Time lags built into the discharge rule are bound to frustrate lawmakers if they seek to open a shuttered government.   Even if an aspiring lawmaker bones up on the House rule book and today introduces a CR and a discharge motion to dislodge it, the earliest the motion to discharge would make its way onto the discharge calendar after securing 218 signatures would be November.  (I am assuming that the House’s calendar and legislative days run roughly in tandem this month).  If the motion doesn’t make it onto the calendar until after the second Monday of the month, the bill would be discharged at the earliest in late November.  Procedural details make the discharge rule ill-suited for swift enactment of a clean CR.

Second, political challenges compound procedural barriers to using the rule.

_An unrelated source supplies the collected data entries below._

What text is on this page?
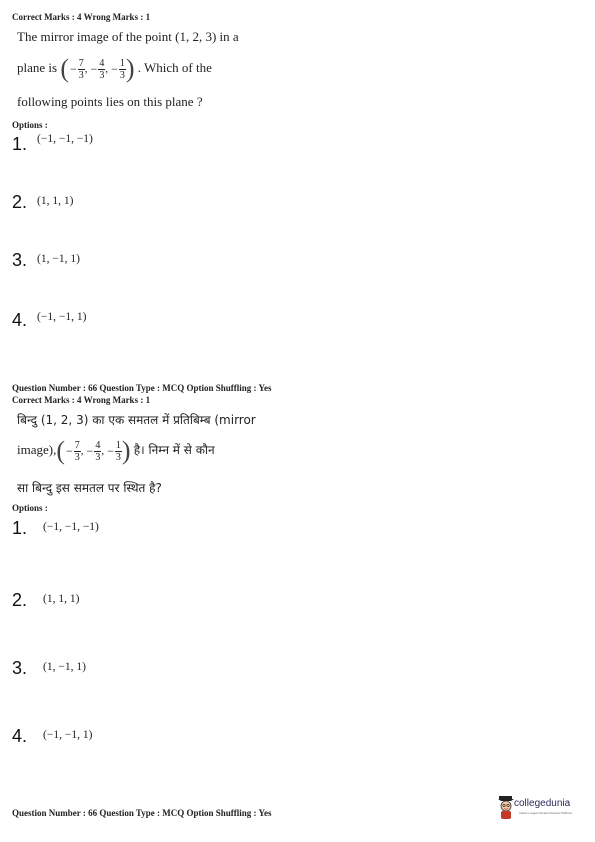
Correct Marks : 4 Wrong Marks : 1
The mirror image of the point (1, 2, 3) in a
plane is (− $\frac{7}{3}$ , − $\frac{4}{3}$ , − $\frac{1}{3}$ ) . Which of the
following points lies on this plane ?
Options :
1. $^{(-1, -1, -1)}$
2. $^{(1, 1, 1)}$
3. $^{(1, -1, 1)}$
4. $^{(-1, -1, 1)}$
Question Number : 66 Question Type : MCQ Option Shuffling : Yes
Correct Marks : 4 Wrong Marks : 1
बिन्दु (1, 2, 3) का एक समतल में प्रतिबिम्ब (mirror
image),(− $\frac{7}{3}$ , − $\frac{4}{3}$ , − $\frac{1}{3}$ ) है। निम्न में से कौन
सा बिन्दु इस समतल पर स्थित है?
Options :
1. $^{(-1, -1, -1)}$
2. $^{(1, 1, 1)}$
3. $^{(1, -1, 1)}$
4. $^{(-1, -1, 1)}$
Question Number : 66 Question Type : MCQ Option Shuffling : Yes
collegedunia
India's Largest Student Review Platform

As Brookings’ Molly Jackman nicely argues, if a minority party Democrat starts a discharge petition, securing the cooperation of GOP moderates (whose public signatures would be necessary to reach 218) would be a high hurdle; they are unlikely to cross party lines to undermine Speaker Boehner’s influence over the floor agenda.  Even so, as Jackman notes, discharge petitions by the majority party would have greater prospects of securing leaders’ cooperation.  But again, the chances of a Charlie Dent (R-PA) or a Peter King (R-NY) initiating a procedural challenge to Boehner seems unlikely from today’s vantage point.